Der Nudelholz-Mord von Schöneberg

Todes-Ehe: Warum ertrug Klaus K. nur diese Qualen?

Von DAVID SCHELP

So berichtete die BZ am Mittwoch

In diesem Keller suchte Klaus K. Schutz vor seiner Frau - Foto: Sadek Hamaiel
 

Berlin - Jahrelang wurde Klaus K., 65, täglich beschimpft und geschlagen. Seine eigene Frau machte ihm das Leben zur Hölle, quälte ihn schließlich sogar zu Tode.

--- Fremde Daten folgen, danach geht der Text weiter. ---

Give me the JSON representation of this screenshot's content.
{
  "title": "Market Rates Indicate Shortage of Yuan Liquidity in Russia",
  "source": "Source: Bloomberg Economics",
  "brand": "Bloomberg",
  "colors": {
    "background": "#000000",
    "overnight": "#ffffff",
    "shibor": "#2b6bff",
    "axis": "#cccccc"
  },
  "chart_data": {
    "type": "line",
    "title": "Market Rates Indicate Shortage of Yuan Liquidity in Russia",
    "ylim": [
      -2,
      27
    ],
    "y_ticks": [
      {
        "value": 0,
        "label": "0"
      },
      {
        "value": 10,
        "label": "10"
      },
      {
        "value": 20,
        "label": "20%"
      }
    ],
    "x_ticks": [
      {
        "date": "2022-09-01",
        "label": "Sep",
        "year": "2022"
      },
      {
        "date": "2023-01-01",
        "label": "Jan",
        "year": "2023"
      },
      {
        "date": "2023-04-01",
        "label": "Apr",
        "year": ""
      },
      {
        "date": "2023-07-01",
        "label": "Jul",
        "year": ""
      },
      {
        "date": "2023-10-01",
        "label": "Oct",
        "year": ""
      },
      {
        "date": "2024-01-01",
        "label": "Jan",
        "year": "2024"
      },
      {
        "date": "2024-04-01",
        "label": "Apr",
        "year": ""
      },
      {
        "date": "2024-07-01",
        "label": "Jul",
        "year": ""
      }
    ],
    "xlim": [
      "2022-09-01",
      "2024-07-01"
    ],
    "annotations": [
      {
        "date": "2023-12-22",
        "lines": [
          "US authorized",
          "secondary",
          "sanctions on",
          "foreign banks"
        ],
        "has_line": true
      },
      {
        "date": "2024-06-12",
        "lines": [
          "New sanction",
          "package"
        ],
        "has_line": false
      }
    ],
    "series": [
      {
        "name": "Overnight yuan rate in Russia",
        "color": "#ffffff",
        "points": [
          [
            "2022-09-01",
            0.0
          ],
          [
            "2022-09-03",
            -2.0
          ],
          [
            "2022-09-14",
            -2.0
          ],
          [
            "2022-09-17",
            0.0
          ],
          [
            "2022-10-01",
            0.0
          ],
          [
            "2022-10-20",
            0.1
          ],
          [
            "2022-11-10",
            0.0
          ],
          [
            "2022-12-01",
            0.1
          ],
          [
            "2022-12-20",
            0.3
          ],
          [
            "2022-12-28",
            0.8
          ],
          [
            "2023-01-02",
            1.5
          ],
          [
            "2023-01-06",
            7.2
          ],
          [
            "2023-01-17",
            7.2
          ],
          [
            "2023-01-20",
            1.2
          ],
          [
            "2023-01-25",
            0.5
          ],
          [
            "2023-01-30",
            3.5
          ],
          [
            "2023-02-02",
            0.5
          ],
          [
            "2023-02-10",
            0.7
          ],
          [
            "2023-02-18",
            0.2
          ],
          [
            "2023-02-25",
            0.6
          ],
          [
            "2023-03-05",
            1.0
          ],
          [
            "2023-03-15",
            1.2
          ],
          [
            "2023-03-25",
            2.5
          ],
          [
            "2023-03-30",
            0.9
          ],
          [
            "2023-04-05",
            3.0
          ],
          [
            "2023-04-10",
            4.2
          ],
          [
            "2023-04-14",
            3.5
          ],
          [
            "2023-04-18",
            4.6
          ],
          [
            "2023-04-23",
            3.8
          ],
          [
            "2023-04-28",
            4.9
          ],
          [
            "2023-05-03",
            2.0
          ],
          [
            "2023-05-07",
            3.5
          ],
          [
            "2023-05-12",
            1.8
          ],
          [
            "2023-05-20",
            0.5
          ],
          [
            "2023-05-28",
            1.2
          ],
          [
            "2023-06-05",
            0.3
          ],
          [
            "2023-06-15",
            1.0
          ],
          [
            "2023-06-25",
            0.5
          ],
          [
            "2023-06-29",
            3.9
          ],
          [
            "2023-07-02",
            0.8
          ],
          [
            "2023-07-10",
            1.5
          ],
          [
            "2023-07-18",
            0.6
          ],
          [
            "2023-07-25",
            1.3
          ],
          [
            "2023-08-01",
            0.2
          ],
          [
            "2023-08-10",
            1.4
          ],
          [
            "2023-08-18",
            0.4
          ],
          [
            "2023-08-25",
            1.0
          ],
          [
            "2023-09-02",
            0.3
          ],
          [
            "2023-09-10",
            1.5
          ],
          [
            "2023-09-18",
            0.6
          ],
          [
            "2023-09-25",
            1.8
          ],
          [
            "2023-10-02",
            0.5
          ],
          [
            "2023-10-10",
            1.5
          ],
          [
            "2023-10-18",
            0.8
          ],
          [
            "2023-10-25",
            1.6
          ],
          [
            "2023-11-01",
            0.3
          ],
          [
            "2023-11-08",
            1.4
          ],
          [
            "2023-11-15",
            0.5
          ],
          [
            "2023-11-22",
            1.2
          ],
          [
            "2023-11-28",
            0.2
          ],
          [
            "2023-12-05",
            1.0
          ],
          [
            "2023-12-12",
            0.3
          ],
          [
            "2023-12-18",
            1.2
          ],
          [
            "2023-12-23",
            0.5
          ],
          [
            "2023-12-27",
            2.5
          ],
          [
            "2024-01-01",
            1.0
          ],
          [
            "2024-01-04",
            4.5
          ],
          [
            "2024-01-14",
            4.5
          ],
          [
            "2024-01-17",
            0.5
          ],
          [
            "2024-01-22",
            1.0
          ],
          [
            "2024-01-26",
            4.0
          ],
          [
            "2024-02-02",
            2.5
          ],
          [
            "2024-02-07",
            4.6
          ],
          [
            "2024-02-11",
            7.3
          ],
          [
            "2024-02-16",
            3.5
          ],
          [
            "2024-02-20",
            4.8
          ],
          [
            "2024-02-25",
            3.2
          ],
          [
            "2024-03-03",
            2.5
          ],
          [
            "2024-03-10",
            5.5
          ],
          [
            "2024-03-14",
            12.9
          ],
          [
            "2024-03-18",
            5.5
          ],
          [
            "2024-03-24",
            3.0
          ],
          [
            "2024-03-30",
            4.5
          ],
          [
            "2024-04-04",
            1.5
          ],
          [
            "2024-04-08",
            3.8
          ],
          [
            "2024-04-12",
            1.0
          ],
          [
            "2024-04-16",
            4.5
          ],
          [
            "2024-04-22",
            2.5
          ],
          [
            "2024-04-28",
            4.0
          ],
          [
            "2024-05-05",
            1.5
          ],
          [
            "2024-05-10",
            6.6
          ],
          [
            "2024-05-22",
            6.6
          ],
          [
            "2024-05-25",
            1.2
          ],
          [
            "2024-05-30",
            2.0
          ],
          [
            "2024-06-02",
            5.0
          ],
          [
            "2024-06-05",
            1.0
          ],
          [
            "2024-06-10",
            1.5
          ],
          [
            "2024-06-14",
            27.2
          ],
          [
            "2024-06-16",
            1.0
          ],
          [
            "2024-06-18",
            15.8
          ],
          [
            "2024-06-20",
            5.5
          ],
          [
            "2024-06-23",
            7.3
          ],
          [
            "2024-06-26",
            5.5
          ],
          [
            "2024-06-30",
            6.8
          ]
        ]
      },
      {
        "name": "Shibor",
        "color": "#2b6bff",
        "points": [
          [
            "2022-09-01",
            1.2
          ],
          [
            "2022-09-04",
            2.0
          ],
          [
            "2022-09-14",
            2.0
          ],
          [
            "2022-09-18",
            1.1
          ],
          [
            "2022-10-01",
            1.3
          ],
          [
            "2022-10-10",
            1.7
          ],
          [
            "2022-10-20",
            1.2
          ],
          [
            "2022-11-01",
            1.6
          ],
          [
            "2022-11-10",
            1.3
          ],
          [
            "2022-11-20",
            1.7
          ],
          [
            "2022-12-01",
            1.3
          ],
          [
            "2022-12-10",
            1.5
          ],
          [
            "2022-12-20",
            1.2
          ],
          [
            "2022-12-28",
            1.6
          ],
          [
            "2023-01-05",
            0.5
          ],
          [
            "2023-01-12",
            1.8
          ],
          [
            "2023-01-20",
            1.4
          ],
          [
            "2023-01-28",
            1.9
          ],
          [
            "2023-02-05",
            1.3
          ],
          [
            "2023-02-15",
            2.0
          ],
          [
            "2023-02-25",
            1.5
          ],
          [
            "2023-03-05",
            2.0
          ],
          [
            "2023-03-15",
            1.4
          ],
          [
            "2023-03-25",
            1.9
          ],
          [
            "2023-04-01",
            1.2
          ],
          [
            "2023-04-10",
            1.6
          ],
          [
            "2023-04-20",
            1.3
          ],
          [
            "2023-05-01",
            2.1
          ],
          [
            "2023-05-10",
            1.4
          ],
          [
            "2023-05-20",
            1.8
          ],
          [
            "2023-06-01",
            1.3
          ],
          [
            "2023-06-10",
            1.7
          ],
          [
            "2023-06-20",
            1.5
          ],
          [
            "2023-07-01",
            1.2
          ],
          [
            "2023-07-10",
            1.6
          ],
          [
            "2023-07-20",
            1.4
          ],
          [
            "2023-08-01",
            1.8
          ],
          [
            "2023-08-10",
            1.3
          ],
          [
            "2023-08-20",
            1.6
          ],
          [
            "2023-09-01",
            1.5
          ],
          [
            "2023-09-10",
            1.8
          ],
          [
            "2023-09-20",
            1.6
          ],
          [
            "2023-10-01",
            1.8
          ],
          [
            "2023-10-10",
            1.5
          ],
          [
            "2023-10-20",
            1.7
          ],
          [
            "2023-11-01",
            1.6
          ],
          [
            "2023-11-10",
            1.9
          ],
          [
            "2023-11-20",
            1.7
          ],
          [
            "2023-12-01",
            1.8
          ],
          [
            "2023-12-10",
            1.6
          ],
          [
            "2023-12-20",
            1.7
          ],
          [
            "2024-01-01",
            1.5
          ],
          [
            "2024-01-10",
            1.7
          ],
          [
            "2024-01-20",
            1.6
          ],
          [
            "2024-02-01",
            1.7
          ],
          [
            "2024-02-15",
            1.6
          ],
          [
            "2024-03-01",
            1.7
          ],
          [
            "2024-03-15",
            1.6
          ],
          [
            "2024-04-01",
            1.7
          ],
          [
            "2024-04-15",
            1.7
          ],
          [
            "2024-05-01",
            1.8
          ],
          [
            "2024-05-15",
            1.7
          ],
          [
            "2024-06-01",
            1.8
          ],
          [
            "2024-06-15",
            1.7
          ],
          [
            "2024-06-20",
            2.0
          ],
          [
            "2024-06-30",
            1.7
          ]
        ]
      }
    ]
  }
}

Prügelnde Frauen - niemand spricht darüber. "In Berlin werden mehrere hundert Männer pro Jahr von ihren Ehefrauen misshandelt", sagt Familienberater Peter Thiel vom Männerbüro-Berlin. Doch nur die wenigsten Fälle werden bekannt.
 
 
Familienberater Peter Thiel - Foto: Kai Horstmann

Dreißig Jahre an der Seite seiner Peinigerin - warum hielt Klaus K. so lange still? "In langen Beziehungen geraten Partner leicht in gegenseitige Abhängigkeit. Sie sind oft vollkommen isoliert und wissen nicht mehr wohin", erklärt Thiel. Aus Angst, nach einer Trennung ganz alleine zu sein, und aus Scham dulden viele Opfer die Prügel stillschweigend.

Peter Thiel will Betroffenen helfen und das erste Männerhaus in Deutschland gründen. Eine Zuflucht für misshandelte Männer. "Wenn das Geld endlich da ist, könnten wir schon in zwei Monaten starten." Das Problem: Der Senat fördert das Projekt bislang nicht. Thiel: "Das Tabu muss gebrochen werden, damit der Tod von Klaus K. die traurige Ausnahme bleibt."